FIG. 4 is an axially orthogonal cross-sectional view of a tooth body of the bevel gear according to the embodiment of the present invention.

FIG. 5 is a front sectional view showing a state in which the bevel gear on the driving side and the bevel gear on the driven side of the bevel gear according to the embodiment of the present invention are engaged with each other.
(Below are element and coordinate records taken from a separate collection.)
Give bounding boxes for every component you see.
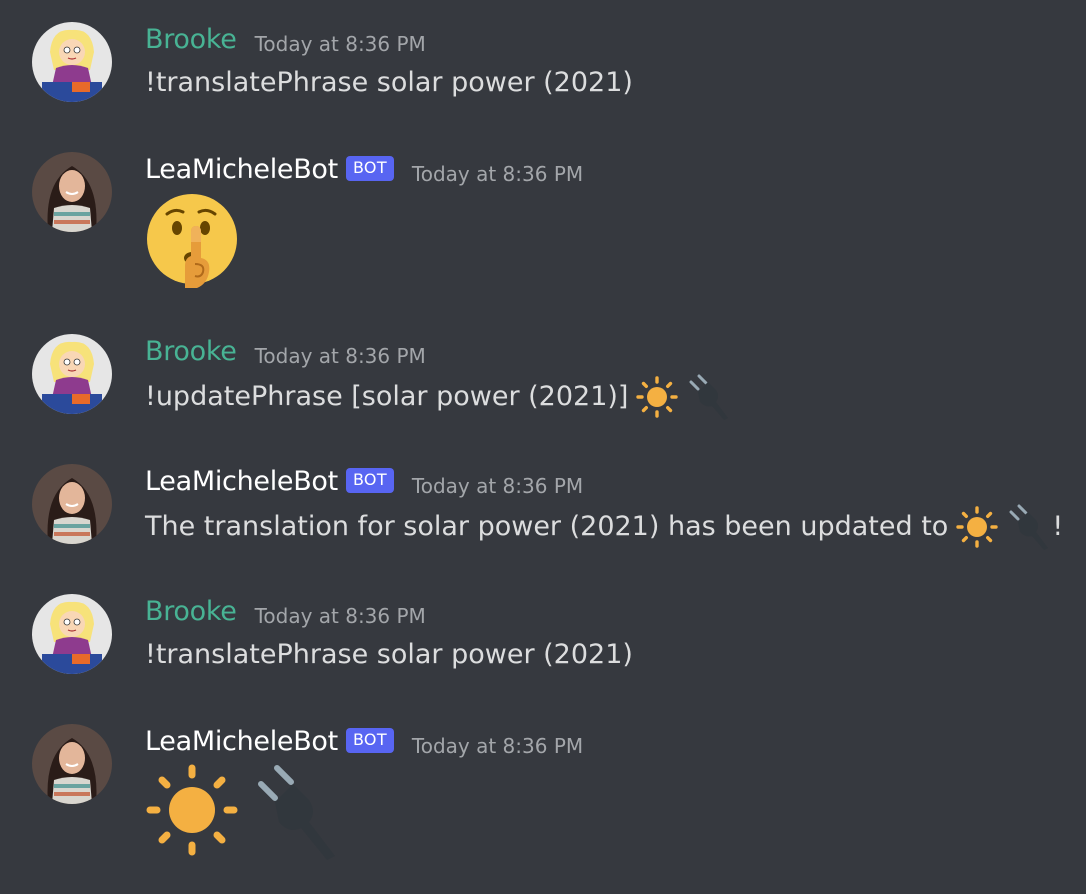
message-text-suffix: ! (1052, 511, 1064, 542)
username[interactable]: LeaMicheleBot (145, 466, 338, 498)
bot-tag: BOT (345, 727, 394, 753)
brooke-avatar[interactable] (32, 594, 112, 674)
electric-plug-emoji[interactable] (249, 762, 347, 860)
shushing-face-emoji[interactable] (145, 192, 243, 290)
message: LeaMicheleBot BOT Today at 8:36 PM The t… (0, 442, 1086, 562)
brooke-avatar[interactable] (32, 22, 112, 102)
message-text: !translatePhrase solar power (2021) (145, 67, 633, 98)
electric-plug-emoji[interactable] (686, 374, 732, 420)
timestamp: Today at 8:36 PM (254, 344, 426, 368)
username[interactable]: Brooke (145, 24, 237, 56)
username[interactable]: LeaMicheleBot (145, 154, 338, 186)
message: Brooke Today at 8:36 PM !updatePhrase [s… (0, 312, 1086, 432)
bot-avatar[interactable] (32, 152, 112, 232)
timestamp: Today at 8:36 PM (254, 32, 426, 56)
timestamp: Today at 8:36 PM (411, 162, 584, 186)
message: LeaMicheleBot BOT Today at 8:36 PM (0, 130, 1086, 300)
bot-tag: BOT (345, 155, 394, 181)
message: LeaMicheleBot BOT Today at 8:36 PM (0, 702, 1086, 894)
timestamp: Today at 8:36 PM (411, 474, 584, 498)
sun-emoji[interactable] (634, 374, 680, 420)
message-text: !translatePhrase solar power (2021) (145, 639, 633, 670)
timestamp: Today at 8:36 PM (254, 604, 426, 628)
message: Brooke Today at 8:36 PM !translatePhrase… (0, 0, 1086, 120)
bot-avatar[interactable] (32, 724, 112, 804)
brooke-avatar[interactable] (32, 334, 112, 414)
electric-plug-emoji[interactable] (1006, 504, 1052, 550)
username[interactable]: Brooke (145, 596, 237, 628)
bot-avatar[interactable] (32, 464, 112, 544)
username[interactable]: Brooke (145, 336, 237, 368)
bot-tag: BOT (345, 467, 394, 493)
username[interactable]: LeaMicheleBot (145, 726, 338, 758)
sun-emoji[interactable] (145, 762, 243, 860)
message-text: The translation for solar power (2021) h… (145, 511, 949, 542)
message: Brooke Today at 8:36 PM !translatePhrase… (0, 572, 1086, 692)
sun-emoji[interactable] (954, 504, 1000, 550)
timestamp: Today at 8:36 PM (411, 734, 584, 758)
message-text: !updatePhrase [solar power (2021)] (145, 381, 629, 412)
FIG. 6 is a perspective view showing the shape of a conventional bevel gear.

[Explanation of symbols]

 1 bevel gear 3 tooth body 4 tooth P pitch line C cut part

Continued on the front page (72) Inventor Keiichi Osawa 1230 Kamijiya, Okegawa-shi, Saitama Mitsubishi Material Co., Ltd.Okegawa Manufacturing Co., Ltd. F term in the factory (reference) 3J030 AA08 BA02 BB09 BD02 BD06

Claims (1)

[Claims] When viewed from the opposite side of the tooth portion, the tooth portion is formed with a plurality of teeth annularly at regular intervals, and each tooth has a corresponding tooth trace. A bevel gear formed so as to extend from the outer peripheral side toward the inner peripheral side of the tooth body, wherein each tooth has at least a part near the outer peripheral side of the tooth body part, and the tooth body part from the tooth tip side. Toward the tooth bottom side of the outer peripheral edge of
A bevel gear characterized in that a cut portion is formed so as to reach the vicinity of a tooth pitch line.